Earlier we told you that the aggregate hedge fund interest in the stock was unchanged and we view this as a negative development. Even though there weren’t any hedge funds dumping their holdings during the second quarter, there weren’t any hedge funds initiating brand new positions. This indicates that hedge funds, at the very best, perceive this stock as dead money and they haven’t identified any viable catalysts that can attract investor attention.
Let’s also examine hedge fund activity in other stocks – not necessarily in the same industry as Graham Holdings Company (NYSE:GHC) but similarly valued. We will take a look at Texas Roadhouse Inc (NASDAQ:TXRH), Axon Enterprise, Inc. (NASDAQ:AAXN), Globant SA (NYSE:GLOB), and Bank OZK (NASDAQ:OZK). This group of stocks’ market caps resemble GHC’s market cap.
|Ticker||No of HFs with positions||Total Value of HF Positions (x1000)||Change in HF Position|
View table here if you experience formatting issues.

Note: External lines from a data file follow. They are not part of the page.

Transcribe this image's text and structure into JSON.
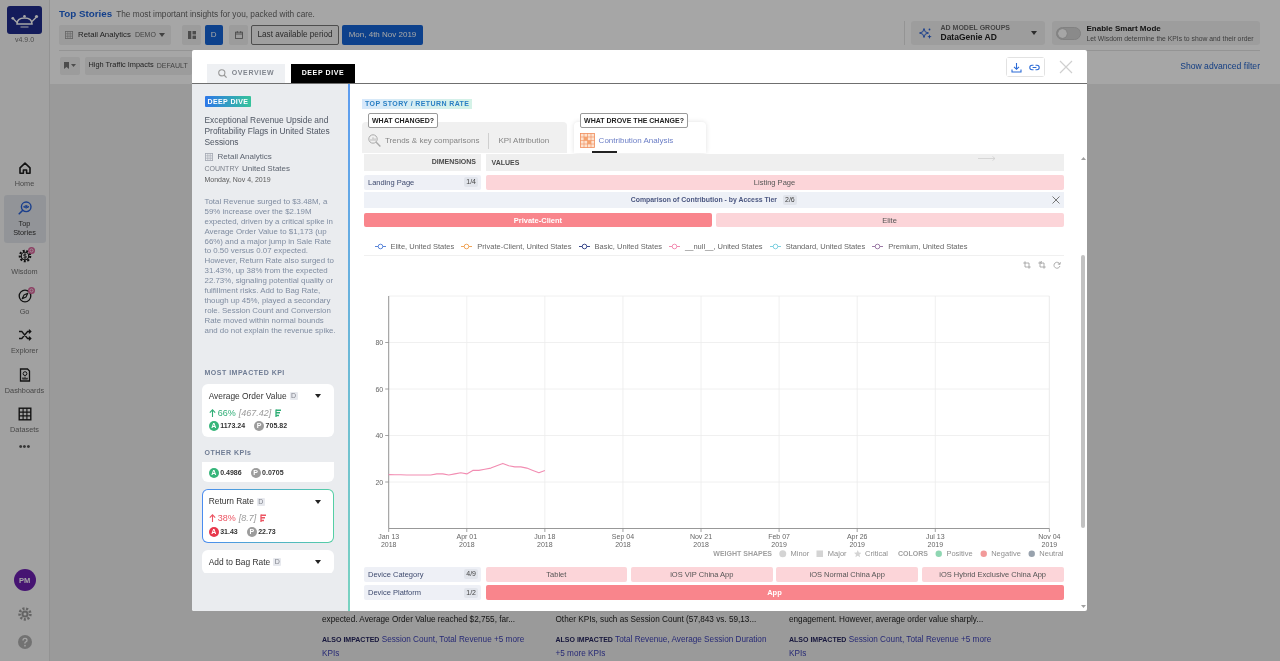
{
  "app": {
    "version": "v4.9.0"
  },
  "sidebar": {
    "items": [
      {
        "label": "Home",
        "selected": false,
        "badge": false
      },
      {
        "label": "Top Stories",
        "selected": true,
        "badge": false
      },
      {
        "label": "Wisdom",
        "selected": false,
        "badge": true
      },
      {
        "label": "Go",
        "selected": false,
        "badge": true
      },
      {
        "label": "Explorer",
        "selected": false,
        "badge": false
      },
      {
        "label": "Dashboards",
        "selected": false,
        "badge": false
      },
      {
        "label": "Datasets",
        "selected": false,
        "badge": false
      }
    ],
    "more": "•••",
    "avatar": "PM"
  },
  "header": {
    "title": "Top Stories",
    "subtitle": "The most important insights for you, packed with care.",
    "dataset": "Retail Analytics",
    "dataset_tag": "DEMO",
    "granularity": "D",
    "period": "Last available period",
    "date": "Mon, 4th Nov 2019",
    "model_group_caption": "AD MODEL GROUPS",
    "model_group": "DataGenie AD",
    "smart_mode": {
      "label": "Enable Smart Mode",
      "hint": "Let Wisdom determine the KPIs to show and their order",
      "on": false
    },
    "view": "High Traffic Impacts",
    "view_tag": "DEFAULT",
    "advanced_filter": "Show advanced filter"
  },
  "story_cards": [
    {
      "text": "expected. Average Order Value reached $2,755, far...",
      "also_label": "ALSO IMPACTED",
      "also": "Session Count, Total Revenue +5 more KPIs"
    },
    {
      "text": "Other KPIs, such as Session Count (57,843 vs. 59,13...",
      "also_label": "ALSO IMPACTED",
      "also": "Total Revenue, Average Session Duration +5 more KPIs"
    },
    {
      "text": "engagement. However, average order value sharply...",
      "also_label": "ALSO IMPACTED",
      "also": "Session Count, Total Revenue +5 more KPIs"
    }
  ],
  "modal": {
    "tabs": [
      {
        "label": "OVERVIEW",
        "selected": false
      },
      {
        "label": "DEEP DIVE",
        "selected": true
      }
    ],
    "story": {
      "badge": "DEEP DIVE",
      "title": "Exceptional Revenue Upside and Profitability Flags in United States Sessions",
      "dataset": "Retail Analytics",
      "country_label": "COUNTRY",
      "country": "United States",
      "date": "Monday, Nov 4, 2019",
      "summary": "Total Revenue surged to $3.48M, a 59% increase over the $2.19M expected, driven by a critical spike in Average Order Value to $1,173 (up 66%) and a major jump in Sale Rate to 0.50 versus 0.07 expected. However, Return Rate also surged to 31.43%, up 38% from the expected 22.73%, signaling potential quality or fulfillment risks. Add to Bag Rate, though up 45%, played a secondary role. Session Count and Conversion Rate moved within normal bounds and do not explain the revenue spike.",
      "most_impacted_label": "MOST IMPACTED KPI",
      "most_impacted": {
        "name": "Average Order Value",
        "tag": "D",
        "positive": true,
        "change": "66%",
        "delta": "[467.42]",
        "actual_letter": "A",
        "actual": "1173.24",
        "predicted_letter": "P",
        "predicted": "705.82",
        "selected": false
      },
      "other_label": "OTHER KPIs",
      "other_kpis": [
        {
          "positive": true,
          "actual_letter": "A",
          "actual": "0.4986",
          "predicted_letter": "P",
          "predicted": "0.0705",
          "selected": false
        },
        {
          "name": "Return Rate",
          "tag": "D",
          "positive": false,
          "change": "38%",
          "delta": "[8.7]",
          "actual_letter": "A",
          "actual": "31.43",
          "predicted_letter": "P",
          "predicted": "22.73",
          "selected": true
        },
        {
          "name": "Add to Bag Rate",
          "tag": "D",
          "selected": false
        }
      ]
    },
    "breadcrumb": "TOP STORY / RETURN RATE",
    "analysis_groups": [
      {
        "caption": "WHAT CHANGED?",
        "tabs": [
          {
            "label": "Trends & key comparisons",
            "selected": false
          },
          {
            "label": "KPI Attribution",
            "selected": false
          }
        ]
      },
      {
        "caption": "WHAT DROVE THE CHANGE?",
        "tabs": [
          {
            "label": "Contribution Analysis",
            "selected": true
          }
        ]
      }
    ],
    "contribution": {
      "dimensions_header": "DIMENSIONS",
      "values_header": "VALUES",
      "rows_above": [
        {
          "dimension": "Landing Page",
          "count": "1/4",
          "values": [
            {
              "label": "Listing Page",
              "selected": false
            }
          ]
        }
      ],
      "comparison": {
        "title": "Comparison of Contribution - by Access Tier",
        "count": "2/6",
        "values": [
          {
            "label": "Private-Client",
            "selected": true
          },
          {
            "label": "Elite",
            "selected": false
          }
        ]
      },
      "chart": {
        "chart_data": {
          "type": "line",
          "grid": true,
          "categories": [
            "Jan 13 2018",
            null,
            null,
            null,
            null,
            null,
            null,
            null,
            null,
            null,
            null,
            null,
            null,
            "Apr 01 2018",
            null,
            null,
            null,
            null,
            null,
            null,
            null,
            null,
            null,
            null,
            null,
            null,
            "Jun 18 2018",
            null,
            null,
            null,
            null,
            null,
            null,
            null,
            null,
            null,
            null,
            null,
            null,
            "Sep 04 2018",
            null,
            null,
            null,
            null,
            null,
            null,
            null,
            null,
            null,
            null,
            null,
            null,
            "Nov 21 2018",
            null,
            null,
            null,
            null,
            null,
            null,
            null,
            null,
            null,
            null,
            null,
            null,
            "Feb 07 2019",
            null,
            null,
            null,
            null,
            null,
            null,
            null,
            null,
            null,
            null,
            null,
            null,
            "Apr 26 2019",
            null,
            null,
            null,
            null,
            null,
            null,
            null,
            null,
            null,
            null,
            null,
            null,
            "Jul 13 2019",
            null,
            null,
            null,
            null,
            null,
            null,
            null,
            null,
            null,
            null,
            null,
            null,
            null,
            null,
            null,
            null,
            null,
            null,
            "Nov 04 2019"
          ],
          "ylim": [
            0,
            100
          ],
          "yticks": [
            20,
            40,
            60,
            80
          ],
          "series": [
            {
              "name": "Elite, United States",
              "color": "#5b86d9",
              "values": [
                null,
                null,
                null,
                null,
                null,
                null,
                null,
                null,
                null,
                null,
                null,
                null,
                null,
                null,
                null,
                null,
                null,
                null,
                null,
                null,
                null,
                null,
                null,
                null,
                null,
                null,
                null,
                null,
                null,
                null,
                null,
                null,
                null,
                null,
                null,
                null,
                null,
                null,
                null,
                null,
                null,
                null,
                null,
                null,
                null,
                null,
                null,
                null,
                null,
                null,
                null,
                null,
                null,
                null,
                null,
                null,
                null,
                null,
                null,
                null,
                null,
                null,
                null,
                null,
                null,
                null,
                null,
                null,
                null,
                null,
                null,
                null,
                null,
                null,
                null,
                null,
                null,
                null,
                null,
                null,
                null,
                null,
                null,
                null,
                null,
                null,
                null,
                null,
                null,
                null,
                null,
                null,
                null,
                null,
                null,
                null,
                null,
                null,
                null,
                null,
                null,
                null,
                null,
                null,
                null,
                null,
                null,
                null,
                null,
                null,
                null
              ]
            },
            {
              "name": "Private-Client, United States",
              "color": "#f0a55a",
              "values": [
                null,
                null,
                null,
                null,
                null,
                null,
                null,
                null,
                null,
                null,
                null,
                null,
                null,
                null,
                null,
                null,
                null,
                null,
                null,
                null,
                null,
                null,
                null,
                null,
                null,
                null,
                null,
                null,
                null,
                null,
                null,
                null,
                null,
                null,
                null,
                null,
                null,
                null,
                null,
                null,
                null,
                null,
                null,
                null,
                null,
                null,
                null,
                null,
                null,
                null,
                null,
                null,
                null,
                null,
                null,
                null,
                null,
                null,
                null,
                null,
                null,
                null,
                null,
                null,
                null,
                null,
                null,
                null,
                null,
                null,
                null,
                null,
                null,
                null,
                null,
                null,
                null,
                null,
                null,
                null,
                null,
                null,
                null,
                null,
                null,
                null,
                null,
                null,
                null,
                null,
                null,
                null,
                null,
                null,
                null,
                null,
                null,
                null,
                null,
                null,
                null,
                null,
                null,
                null,
                null,
                null,
                null,
                null,
                null,
                null,
                null
              ]
            },
            {
              "name": "Basic, United States",
              "color": "#3b4a8c",
              "values": [
                null,
                null,
                null,
                null,
                null,
                null,
                null,
                null,
                null,
                null,
                null,
                null,
                null,
                null,
                null,
                null,
                null,
                null,
                null,
                null,
                null,
                null,
                null,
                null,
                null,
                null,
                null,
                null,
                null,
                null,
                null,
                null,
                null,
                null,
                null,
                null,
                null,
                null,
                null,
                null,
                null,
                null,
                null,
                null,
                null,
                null,
                null,
                null,
                null,
                null,
                null,
                null,
                null,
                null,
                null,
                null,
                null,
                null,
                null,
                null,
                null,
                null,
                null,
                null,
                null,
                null,
                null,
                null,
                null,
                null,
                null,
                null,
                null,
                null,
                null,
                null,
                null,
                null,
                null,
                null,
                null,
                null,
                null,
                null,
                null,
                null,
                null,
                null,
                null,
                null,
                null,
                null,
                null,
                null,
                null,
                null,
                null,
                null,
                null,
                null,
                null,
                null,
                null,
                null,
                null,
                null,
                null,
                null,
                null,
                null,
                null
              ]
            },
            {
              "name": "__null__, United States",
              "color": "#f28db2",
              "values": [
                23.2,
                23.1,
                23.1,
                23,
                23,
                23,
                23,
                23,
                23.5,
                23.5,
                23,
                23.5,
                24,
                23.5,
                25,
                25,
                25.5,
                26,
                27,
                28,
                27,
                26.5,
                26.5,
                26,
                25,
                24,
                25,
                null,
                null,
                null,
                null,
                null,
                null,
                null,
                null,
                null,
                null,
                null,
                null,
                null,
                null,
                null,
                null,
                null,
                null,
                null,
                null,
                null,
                null,
                null,
                null,
                null,
                null,
                null,
                null,
                null,
                null,
                null,
                null,
                null,
                null,
                null,
                null,
                null,
                null,
                null,
                null,
                null,
                null,
                null,
                null,
                null,
                null,
                null,
                null,
                null,
                null,
                null,
                null,
                null,
                null,
                null,
                null,
                null,
                null,
                null,
                null,
                null,
                null,
                null,
                null,
                null,
                null,
                null,
                null,
                null,
                null,
                null,
                null,
                null,
                null,
                null,
                null,
                null,
                null,
                null,
                null,
                null,
                null,
                null,
                null
              ]
            },
            {
              "name": "Standard, United States",
              "color": "#7fd0e0",
              "values": [
                null,
                null,
                null,
                null,
                null,
                null,
                null,
                null,
                null,
                null,
                null,
                null,
                null,
                null,
                null,
                null,
                null,
                null,
                null,
                null,
                null,
                null,
                null,
                null,
                null,
                null,
                null,
                null,
                null,
                null,
                null,
                null,
                null,
                null,
                null,
                null,
                null,
                null,
                null,
                null,
                null,
                null,
                null,
                null,
                null,
                null,
                null,
                null,
                null,
                null,
                null,
                null,
                null,
                null,
                null,
                null,
                null,
                null,
                null,
                null,
                null,
                null,
                null,
                null,
                null,
                null,
                null,
                null,
                null,
                null,
                null,
                null,
                null,
                null,
                null,
                null,
                null,
                null,
                null,
                null,
                null,
                null,
                null,
                null,
                null,
                null,
                null,
                null,
                null,
                null,
                null,
                null,
                null,
                null,
                null,
                null,
                null,
                null,
                null,
                null,
                null,
                null,
                null,
                null,
                null,
                null,
                null,
                null,
                null,
                null,
                null
              ]
            },
            {
              "name": "Premium, United States",
              "color": "#9c7aa6",
              "values": [
                null,
                null,
                null,
                null,
                null,
                null,
                null,
                null,
                null,
                null,
                null,
                null,
                null,
                null,
                null,
                null,
                null,
                null,
                null,
                null,
                null,
                null,
                null,
                null,
                null,
                null,
                null,
                null,
                null,
                null,
                null,
                null,
                null,
                null,
                null,
                null,
                null,
                null,
                null,
                null,
                null,
                null,
                null,
                null,
                null,
                null,
                null,
                null,
                null,
                null,
                null,
                null,
                null,
                null,
                null,
                null,
                null,
                null,
                null,
                null,
                null,
                null,
                null,
                null,
                null,
                null,
                null,
                null,
                null,
                null,
                null,
                null,
                null,
                null,
                null,
                null,
                null,
                null,
                null,
                null,
                null,
                null,
                null,
                null,
                null,
                null,
                null,
                null,
                null,
                null,
                null,
                null,
                null,
                null,
                null,
                null,
                null,
                null,
                null,
                null,
                null,
                null,
                null,
                null,
                null,
                null,
                null,
                null,
                null,
                null,
                null
              ]
            }
          ]
        }
      },
      "weight_legend": {
        "shapes_label": "WEIGHT SHAPES",
        "shapes": [
          {
            "kind": "circle",
            "label": "Minor"
          },
          {
            "kind": "square",
            "label": "Major"
          },
          {
            "kind": "star",
            "label": "Critical"
          }
        ],
        "colors_label": "COLORS",
        "colors": [
          {
            "label": "Positive",
            "color": "#8fd6b2"
          },
          {
            "label": "Negative",
            "color": "#f29a9a"
          },
          {
            "label": "Neutral",
            "color": "#98a2ad"
          }
        ]
      },
      "rows_below": [
        {
          "dimension": "Device Category",
          "count": "4/9",
          "values": [
            {
              "label": "Tablet",
              "selected": false
            },
            {
              "label": "iOS VIP China App",
              "selected": false
            },
            {
              "label": "iOS Normal China App",
              "selected": false
            },
            {
              "label": "iOS Hybrid Exclusive China App",
              "selected": false
            }
          ]
        },
        {
          "dimension": "Device Platform",
          "count": "1/2",
          "values": [
            {
              "label": "App",
              "selected": true
            }
          ]
        }
      ]
    }
  }
}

As you can see these stocks had an average of 18.5 hedge funds with bullish positions and the average amount invested in these stocks was $214 million. That figure was $563 million in GHC’s case. Texas Roadhouse Inc (NASDAQ:TXRH) is the most popular stock in this table. On the other hand Globant SA (NYSE:GLOB) is the least popular one with only 14 bullish hedge fund positions. Graham Holdings Company (NYSE:GHC) is not the least popular stock in this group but hedge fund interest is still below average. This is a slightly negative signal and we’d rather spend our time researching stocks that hedge funds are piling on. Our calculations showed that top 20 most popular stocks among hedge funds returned 24.4% in 2019 through September 30th and outperformed the S&P 500 ETF (SPY) by 4 percentage points. Unfortunately GHC wasn’t nearly as popular as these 20 stocks (hedge fund sentiment was quite bearish); GHC investors were disappointed as the stock returned -3.7% during the third quarter and underperformed the market. If you are interested in investing in large cap stocks with huge upside potential, you should check out the top 20 most popular stocks among hedge funds as many of these stocks already outperformed the market so far in 2019.